An acquaintance who overcame addiction to remake her life once told me, “Discipline is remembering what you really want.”
So much of what we accomplish comes back to having the discipline to achieve our goals. After years of giving in to dependency, my friend wanted to change her life in a way that aligned with her goals; with what she — when she was brutally honest with herself — really wanted from life.*
As a different person than I was in my 20s or 40s, I’m now focusing on what I really want to accomplish in the years ahead. Discipline is hard and involves pain, no matter where you are in your life journey: in school, beginning a career, as a senior manager, building and growing a business, caring for others, living out a gap year, sailing along effortlessly, or fighting addiction. However, it has been said, “We must all suffer from one of two pains: the pain of discipline or the pain of regret. The difference is discipline weighs ounces while regret weighs tons.”
To be effective, discipline requires daily care and attention. Deciding how to prioritize what you really want is an important first, and ongoing, step. Investor Warren Buffett is famous for, among other things, his 3-step approach to setting priorities. To boil his approach down to the basics:
- Step 1 — List your top 25 goals
- Step 2 — Circle the top 5
- Step 3 — Focus like a laser on the top 5 and avoid the other 20 at all costs
Eliminating the inessential, the things that are not what you really want, is so important in life. Most of the choices we make each day may feel like the products of well-considered decision-making, but they’re not. They’re habits. They don’t come from our core goals or from a place of discipline; instead, they come as our brains look for ways to save effort. Fortunately, as Charles Duhigg writes in The Power of Habit: Why we Do What We Do in Life and Business, habits are not destiny.

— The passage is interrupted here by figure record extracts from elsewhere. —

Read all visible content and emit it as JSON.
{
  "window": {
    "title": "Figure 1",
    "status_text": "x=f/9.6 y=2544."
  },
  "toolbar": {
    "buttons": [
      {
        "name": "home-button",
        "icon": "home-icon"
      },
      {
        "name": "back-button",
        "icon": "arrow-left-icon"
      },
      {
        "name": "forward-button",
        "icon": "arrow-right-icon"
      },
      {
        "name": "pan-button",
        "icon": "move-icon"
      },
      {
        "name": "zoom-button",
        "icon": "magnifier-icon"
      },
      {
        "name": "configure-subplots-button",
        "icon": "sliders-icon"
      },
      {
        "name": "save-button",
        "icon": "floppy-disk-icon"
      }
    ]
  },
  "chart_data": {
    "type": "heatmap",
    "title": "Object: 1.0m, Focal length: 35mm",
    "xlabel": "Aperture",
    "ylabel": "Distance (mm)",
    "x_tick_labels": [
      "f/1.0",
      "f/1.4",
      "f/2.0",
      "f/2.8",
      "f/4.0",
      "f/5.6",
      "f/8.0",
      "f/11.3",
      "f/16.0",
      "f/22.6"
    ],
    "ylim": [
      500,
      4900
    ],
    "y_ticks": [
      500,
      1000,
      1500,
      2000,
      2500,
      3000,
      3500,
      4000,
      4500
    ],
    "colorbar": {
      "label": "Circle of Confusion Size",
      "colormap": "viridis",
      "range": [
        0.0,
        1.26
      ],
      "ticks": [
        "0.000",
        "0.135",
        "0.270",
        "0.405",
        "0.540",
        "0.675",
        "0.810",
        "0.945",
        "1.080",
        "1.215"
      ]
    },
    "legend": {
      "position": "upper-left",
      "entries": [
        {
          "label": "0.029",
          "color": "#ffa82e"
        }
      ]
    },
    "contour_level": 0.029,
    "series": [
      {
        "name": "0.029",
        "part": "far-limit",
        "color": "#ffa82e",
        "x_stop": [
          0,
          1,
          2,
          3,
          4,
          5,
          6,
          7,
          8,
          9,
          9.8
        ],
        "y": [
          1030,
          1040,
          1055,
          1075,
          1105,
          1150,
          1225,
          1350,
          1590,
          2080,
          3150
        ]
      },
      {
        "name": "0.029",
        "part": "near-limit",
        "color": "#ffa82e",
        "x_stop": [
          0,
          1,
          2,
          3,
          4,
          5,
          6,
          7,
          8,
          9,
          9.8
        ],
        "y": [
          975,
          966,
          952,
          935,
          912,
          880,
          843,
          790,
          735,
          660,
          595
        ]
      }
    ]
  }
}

How do we focus on key goals that are clear and compelling to drive choices and actions over hours, days, months, and years? As my daily routine has changed dramatically over the last three months, I’ve seen the need to focus on what I do out of habit and what I do that comes from a disciplined approach to life and my goals. I am working to change those habits where a more disciplined approach is needed. This assessment is a necessary task that needs to take place on a regular basis. If we don’t make that commitment, we will have to face the consequences of our actions.
Discipline isn’t simply making a box and staying within those boundaries. In so many areas of exploration and growth, lines are made to be crossed. Instead, discipline is having your big picture goal — remembering what you really want — always front of mind and part of your daily practice.
Have a good week.
More to come…
DJB
*The line was so important to me that I used it to lead off my 60 Lessons from 60 Years post of a few years ago.